Legislative powers will not be transferred to the Shura Council, according to an Al-Masry Al-Youm interview with the office of the presidency on Sunday.
This leaves the powers of both the executive and the legislature in the hands of President Mohammed Morsy.
In the Al-Masry Al-Youm interview, presidential spokesman Yasser Ali points to the 1923 constitution, which he argues permits the president to hold onto legislative powers in the absence of a People’s Assembly.
There has been no shortage of detractors in the wake of Morsy’s recent decision. Former MP Mohamed Abu Hamed, a former member of the Free Egyptians Party and founder of the new Life of the Egyptians Party, blasted Morsy’s original declaration saying, “The President-elect has issued a constitutional declaration giving himself additional powers away from supervision of the people.”

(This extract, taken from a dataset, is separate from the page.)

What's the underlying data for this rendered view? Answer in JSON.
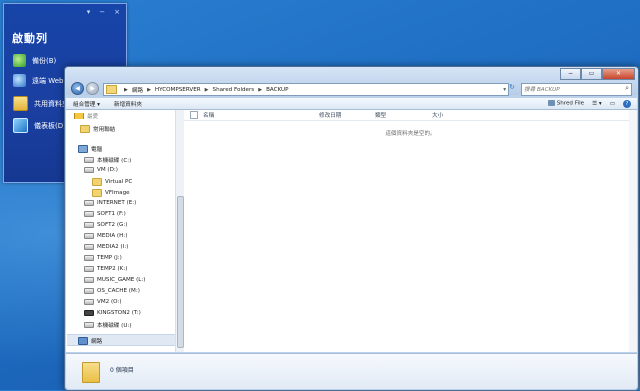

Political thinker Mohamed El Baradei stated his position on Twitter, writing, “With military stripped of legislative authority & in absence of parliament, president holds imperial powers. Transitional mess continues.”
However, the Egyptian government’s State Information Service published a message from President Morsy on Thursday in which he promised he will only use his new legislative powers for “matters of urgent necessity.”

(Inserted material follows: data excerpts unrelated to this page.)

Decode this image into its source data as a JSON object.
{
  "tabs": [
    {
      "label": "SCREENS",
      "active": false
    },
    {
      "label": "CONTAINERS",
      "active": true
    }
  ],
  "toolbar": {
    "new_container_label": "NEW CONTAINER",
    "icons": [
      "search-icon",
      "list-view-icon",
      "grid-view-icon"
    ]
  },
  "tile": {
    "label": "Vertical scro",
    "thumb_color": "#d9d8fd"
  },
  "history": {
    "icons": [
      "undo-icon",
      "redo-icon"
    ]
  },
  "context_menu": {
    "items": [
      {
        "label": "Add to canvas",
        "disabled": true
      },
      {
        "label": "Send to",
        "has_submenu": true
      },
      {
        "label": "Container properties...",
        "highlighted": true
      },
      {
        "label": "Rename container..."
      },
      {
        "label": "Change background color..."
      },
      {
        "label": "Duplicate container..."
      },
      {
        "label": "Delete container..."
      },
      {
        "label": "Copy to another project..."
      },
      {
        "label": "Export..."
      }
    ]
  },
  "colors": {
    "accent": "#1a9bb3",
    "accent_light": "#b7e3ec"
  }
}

In a meeting with the Supreme Judicial Council, Morsy also dispelled rumors that he would touch the judiciary, saying that it was not within his power to integrate any judicial functions into the executive office.
Morsy’s previous governing experience consisted of five years as part of a neutered parliament under then-dictator Hosni Mubarak. During those five years, the Muslim Brotherhood was not even allowed to run for office. Now the president of the Muslim Brotherhood’s political party has risen to the top of the new and evolving political scene in Egypt.